Now, in recent years, the cost of higher education has skyrocketed to an impossible height and the parents with even small children are already nervous over the thought of how they will be able to bear the costs of their children’s education.
Well, the guide below will help you to chalk out a financial plan to support your child’s education all through her growing years.
The first and foremost part of this planning is to make it clear to yourself, what kind of education you wish to give your child. The answer to this question depends on how much money you have to allot towards educational purposes.
For example, if you want to send your child to a public college, it will be a lot cheaper than the private colleges.
According to certain estimates, by 2008 sending your child to a private college will cost over 34,000. The anticipated cost of a public college on the other hand is around 12,000 per annum.

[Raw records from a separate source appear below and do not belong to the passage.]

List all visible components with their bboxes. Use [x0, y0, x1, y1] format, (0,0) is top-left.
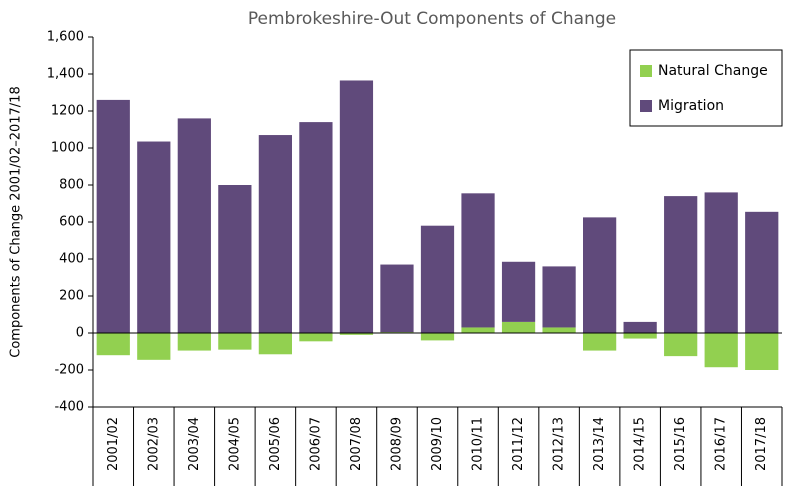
- x-tick-label: 2002/03: [146, 417, 161, 471]
- x-tick-label: 2013/14: [592, 417, 607, 471]
- legend-swatch: [640, 100, 652, 112]
- y-tick-label: 1200: [51, 104, 84, 119]
- bar: [177, 118, 211, 334]
- bar: [542, 327, 576, 333]
- x-tick-label: 2014/15: [633, 417, 648, 471]
- bar: [218, 185, 252, 333]
- bar: [583, 217, 617, 333]
- x-tick-label: 2003/04: [187, 417, 202, 471]
- bar: [420, 333, 455, 341]
- x-tick-label: 2011/12: [511, 417, 526, 471]
- y-tick-label: -400: [54, 400, 84, 415]
- bar: [96, 99, 130, 334]
- bar: [501, 321, 536, 333]
- bar: [96, 333, 130, 356]
- bar: [218, 333, 252, 350]
- y-tick-label: 200: [59, 289, 84, 304]
- x-tick-label: 2004/05: [227, 417, 242, 471]
- bar: [664, 196, 698, 333]
- legend-label: Migration: [658, 98, 724, 114]
- bar: [137, 141, 171, 333]
- x-tick-label: 2016/17: [714, 417, 729, 471]
- legend-box: [629, 49, 783, 127]
- x-tick-label: 2007/08: [349, 417, 364, 471]
- y-tick-label: 1,400: [47, 67, 84, 82]
- bar: [501, 261, 536, 322]
- bar: [339, 333, 374, 335]
- y-tick-label: 1,600: [47, 30, 84, 45]
- bar: [704, 192, 738, 333]
- x-tick-label: 2012/13: [552, 417, 567, 471]
- x-tick-label: 2010/11: [471, 417, 486, 471]
- y-axis-label: Components of Change 2001/02–2017/18: [9, 86, 24, 357]
- chart-title: Pembrokeshire-Out Components of Change: [248, 9, 616, 29]
- bar: [299, 333, 333, 342]
- bar: [745, 333, 779, 370]
- bar: [704, 333, 738, 368]
- y-tick-label: 0: [76, 326, 84, 341]
- y-tick-label: -200: [54, 363, 84, 378]
- bar: [299, 122, 333, 333]
- bar: [461, 193, 495, 328]
- y-tick-label: 400: [59, 252, 84, 267]
- x-tick-label: 2017/18: [754, 417, 769, 471]
- x-tick-label: 2009/10: [430, 417, 445, 471]
- x-tick-label: 2005/06: [268, 417, 283, 471]
- bar: [745, 211, 779, 333]
- x-tick-label: 2015/16: [673, 417, 688, 471]
- y-tick-label: 800: [59, 178, 84, 193]
- bar: [583, 333, 617, 351]
- bar: [258, 135, 292, 333]
- bar: [461, 327, 495, 333]
- bar: [664, 333, 698, 357]
- bar: [623, 333, 657, 339]
- y-tick-label: 600: [59, 215, 84, 230]
- x-tick-label: 2008/09: [389, 417, 404, 471]
- y-tick-label: 1000: [51, 141, 84, 156]
- bar: [177, 333, 211, 351]
- legend-swatch: [640, 65, 652, 77]
- legend-label: Natural Change: [658, 63, 768, 79]
- bar: [420, 225, 455, 333]
- bar: [623, 321, 657, 333]
- x-tick-label: 2001/02: [106, 417, 121, 471]
- bar: [258, 333, 292, 355]
- bar: [542, 266, 576, 328]
- bar: [339, 80, 374, 333]
- bar: [380, 264, 414, 333]
- bar: [137, 333, 171, 360]
- x-tick-label: 2006/07: [308, 417, 323, 471]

Now, these figures might have given your heart a solid jump, but believe me, there is no real reason to panic; you have not yet considered the factors of scholarships, financial aid and all other types of subsidies. Even if you cannot bear the entire cost of your child’s higher education, avail the facility of these means to partly pay for the course fees and boarding charges.
Also, consider the various types of financial planning to get through your child’s college years without making the health of your personal finance too stressed out.
The state-sponsored 529 College Savings Plan provides you the best way of setting aside money for the bright future of your child. This plan comes with certain tax benefits as well. To make the most out of it, you have to start as early as possible.
Starting a college fund on your own can also be an option. In the latter case, you have to maintain sincere consistency in building up the fund. It is often advised that to build up such a fund, start with more high-risk, high-gain investment plans; then switch to safer versions of investments as the child reaches high school.
Student loans are another excellent way of fulfilling your dream to make your children really educated. You can opt from these popular student loans like the Federal Perkins Loan, Stafford Loans, or the Federal PLUS loans. Depending on your financial position, choose from among these types of loans that may be obtained through your bank.
Zero coupon bonds are a type of deep discount bonds, the value of which grows at a systematic rate over the years. Invest in such bonds when your child is young only to let them yield a huge amount at the time he or she reaches college.
They also come with periodical cash back, so you can also use them to pay for the annual fees from time to time. By buying them in your child’s name, you will get some tax benefits as well. However, in that case, your child will be deprived of financial aid even if he qualifies for it.
So you see, there are a number of ways to plan for your child’s educational costs. It is advisable that you start saving towards this goal from infancy. Start with a small amount, but by the time the child grows up, the fund will be big enough to transform your child’s ambition into reality.